There’s been this new drama/action thriller genre over the past couple decards. I’ve come to think of these movies as Icarus Movies. They’re “Based on a True Story” movies, where an American risk-taker gets sucked into an international criminal enterprise, gets caught up in the lavish lifestyle, flies too close to the sun, and then ultimately gets caught. Sometimes they make it out relatively alright*, sometimes they don’t. You know the ones I mean. War Dogs, Molly’s Game, Blow. Catch Me If You Can and The Wolf of Wall Street even qualify (though they succeed on a much higher level than the rest of the genre).

They’re fun movies, and they fully take advantage of dramatic license that the medium affords them. The “based on” part of “based on a true story” is what makes these movies so intriguing. We like to say to ourselves, “fact is stranger than fiction,” and “you couldn’t make this stuff up.” But we could make it up, and have done just that throughout cinematic history. But we’re sucked in by that sliver of truth. We like to think that crazy things like this actually happen in the world. It lets us live out all those fantastical daydreams of adventure and danger and MONEY and extravagance. That’s why we like watching movies like American Made. Even if we know deep down that something smells rotten underneath. But for a couple hours, we can live vicariously through “real life” characters that fly too close to the sun, without having to worry about getting burned up.
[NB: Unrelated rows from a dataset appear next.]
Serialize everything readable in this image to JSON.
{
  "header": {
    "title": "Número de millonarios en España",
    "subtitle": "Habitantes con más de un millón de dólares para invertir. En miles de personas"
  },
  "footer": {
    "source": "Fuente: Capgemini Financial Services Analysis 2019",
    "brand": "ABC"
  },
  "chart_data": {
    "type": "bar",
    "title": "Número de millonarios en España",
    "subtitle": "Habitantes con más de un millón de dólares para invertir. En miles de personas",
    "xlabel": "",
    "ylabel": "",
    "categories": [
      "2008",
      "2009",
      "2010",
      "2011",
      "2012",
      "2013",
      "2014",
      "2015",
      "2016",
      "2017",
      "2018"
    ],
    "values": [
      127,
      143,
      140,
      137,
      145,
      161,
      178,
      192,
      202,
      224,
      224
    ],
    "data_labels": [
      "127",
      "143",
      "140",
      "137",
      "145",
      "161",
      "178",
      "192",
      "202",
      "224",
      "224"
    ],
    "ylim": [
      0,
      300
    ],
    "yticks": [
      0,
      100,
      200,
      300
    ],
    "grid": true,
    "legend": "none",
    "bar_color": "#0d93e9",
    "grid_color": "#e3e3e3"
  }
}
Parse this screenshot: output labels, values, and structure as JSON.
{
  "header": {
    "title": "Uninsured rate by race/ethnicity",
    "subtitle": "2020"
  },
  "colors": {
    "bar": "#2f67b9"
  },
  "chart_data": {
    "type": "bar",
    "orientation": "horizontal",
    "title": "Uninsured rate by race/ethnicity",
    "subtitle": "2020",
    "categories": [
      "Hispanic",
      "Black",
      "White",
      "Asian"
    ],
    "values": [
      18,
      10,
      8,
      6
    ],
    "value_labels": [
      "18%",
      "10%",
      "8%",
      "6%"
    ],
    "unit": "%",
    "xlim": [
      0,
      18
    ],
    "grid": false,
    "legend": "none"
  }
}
* “alright” is subjective here. These movies often end with a sense of finality, even though many of the real-life characters are still living (so their stories are still incomplete), OR they’ve had long-lasting consequences (such as George Jung from Blow). It’s more cinematic to have a beginning, a middle, and an end, even if the real life situations these movies are based on aren’t always so cut and dry.